Она глянула на него и ничего не ответила, только на крупных ярких губах появилась та самая по-детски озорная улыбка.
- Если мне хоть как-то удастся схватить этот колорит, моя жизнь обеспечена, - произнес он. - Все жены богатых биржевиков будут на коленях умолять, чтобы я нарисовал их так же, как тебя.
Вскоре я узнал, что Рози ему позирует, но, когда, в жизни не видавши мастерской художника, попросил разрешения зайти посмотреть, как подвигается картина, Хильер ответил, что показывать еще рано. Немного выше среднего роста, поджарый, с гривой черных волос, пышными усами и бородкой клинышком, увлекавшийся широкополыми сомбреро и испанскими пелеринами, он в свои тридцать пять лет выглядел цветущим, напоминая вандейковский портрет, в котором утонченность заменена добродушием. Долго прожив в Париже, он с восхищением говорил о неведомых художниках - Моне, Сислее, Ренуаре, а с отвращением - о сэре Фредерике Литоне, Альма-Тадеме и Дж. Ф. Уотсе, которые нас покоряли до глубины души. Я часто подумываю, как-то он теперь. Проведя несколько лет в попытках пробить себе дорогу в Лондоне, он потерпел, по-видимому, неудачу и удалился во Флоренцию. Поговаривали, будто он открыл там художественную школу, но попав много позже туда, я стал расспрашивать, и не нашлось никого, кто бы слышал о нем. По-моему, у него был недюжинный талант: даже теперь я вживе помню тот портрет Рози Дрифилд.

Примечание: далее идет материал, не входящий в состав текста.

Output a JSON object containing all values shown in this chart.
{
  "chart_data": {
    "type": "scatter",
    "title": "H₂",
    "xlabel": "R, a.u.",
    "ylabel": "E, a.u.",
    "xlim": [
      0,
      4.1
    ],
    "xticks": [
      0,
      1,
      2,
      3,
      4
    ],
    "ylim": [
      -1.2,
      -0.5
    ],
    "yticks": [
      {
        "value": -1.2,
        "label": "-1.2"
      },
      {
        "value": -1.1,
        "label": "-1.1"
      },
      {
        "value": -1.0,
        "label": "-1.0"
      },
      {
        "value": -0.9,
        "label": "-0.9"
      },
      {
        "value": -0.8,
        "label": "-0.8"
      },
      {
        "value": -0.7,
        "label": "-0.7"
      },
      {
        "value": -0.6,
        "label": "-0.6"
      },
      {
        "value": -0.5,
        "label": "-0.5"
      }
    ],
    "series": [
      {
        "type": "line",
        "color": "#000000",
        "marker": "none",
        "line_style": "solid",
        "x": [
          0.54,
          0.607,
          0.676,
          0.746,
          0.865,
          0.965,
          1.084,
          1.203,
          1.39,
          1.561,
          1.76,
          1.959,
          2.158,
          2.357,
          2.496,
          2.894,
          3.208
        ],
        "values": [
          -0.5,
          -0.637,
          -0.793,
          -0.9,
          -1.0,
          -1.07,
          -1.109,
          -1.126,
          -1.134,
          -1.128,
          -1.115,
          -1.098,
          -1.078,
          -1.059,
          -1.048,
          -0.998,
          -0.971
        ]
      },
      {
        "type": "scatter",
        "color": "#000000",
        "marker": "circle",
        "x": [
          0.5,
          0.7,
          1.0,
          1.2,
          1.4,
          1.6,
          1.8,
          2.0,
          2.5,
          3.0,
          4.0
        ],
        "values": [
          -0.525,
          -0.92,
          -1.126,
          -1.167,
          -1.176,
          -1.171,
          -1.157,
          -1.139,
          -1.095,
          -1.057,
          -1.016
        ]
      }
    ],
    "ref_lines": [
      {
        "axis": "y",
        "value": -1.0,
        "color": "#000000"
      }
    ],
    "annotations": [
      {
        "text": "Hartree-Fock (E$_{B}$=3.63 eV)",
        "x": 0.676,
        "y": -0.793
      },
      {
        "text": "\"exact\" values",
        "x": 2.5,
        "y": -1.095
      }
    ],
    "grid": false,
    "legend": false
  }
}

Интересно, что стало с этим портретом, погиб он или засунут лицом к стене на чердак старьевщика в Челси? Хотелось бы думать, что он по крайней мере попал в какую-нибудь провинциальную галерею.
Когда я наконец получил разрешение прийти, то не заставил себя долго ждать. Мастерская Хильера находилась среди прочих на Фулхэм-род, на задах магазинов, в нее вел темный вонючий коридор. Было воскресенье, ясный мартовский день, и я отправился с Винсент-сквер пешком по пустынным улицам. Хильер жил в своей мастерской; там стояла большая тахта, на которой он спал, а в боковой комнатушке готовил завтрак, мыл кисти и, надеюсь, мылся сам.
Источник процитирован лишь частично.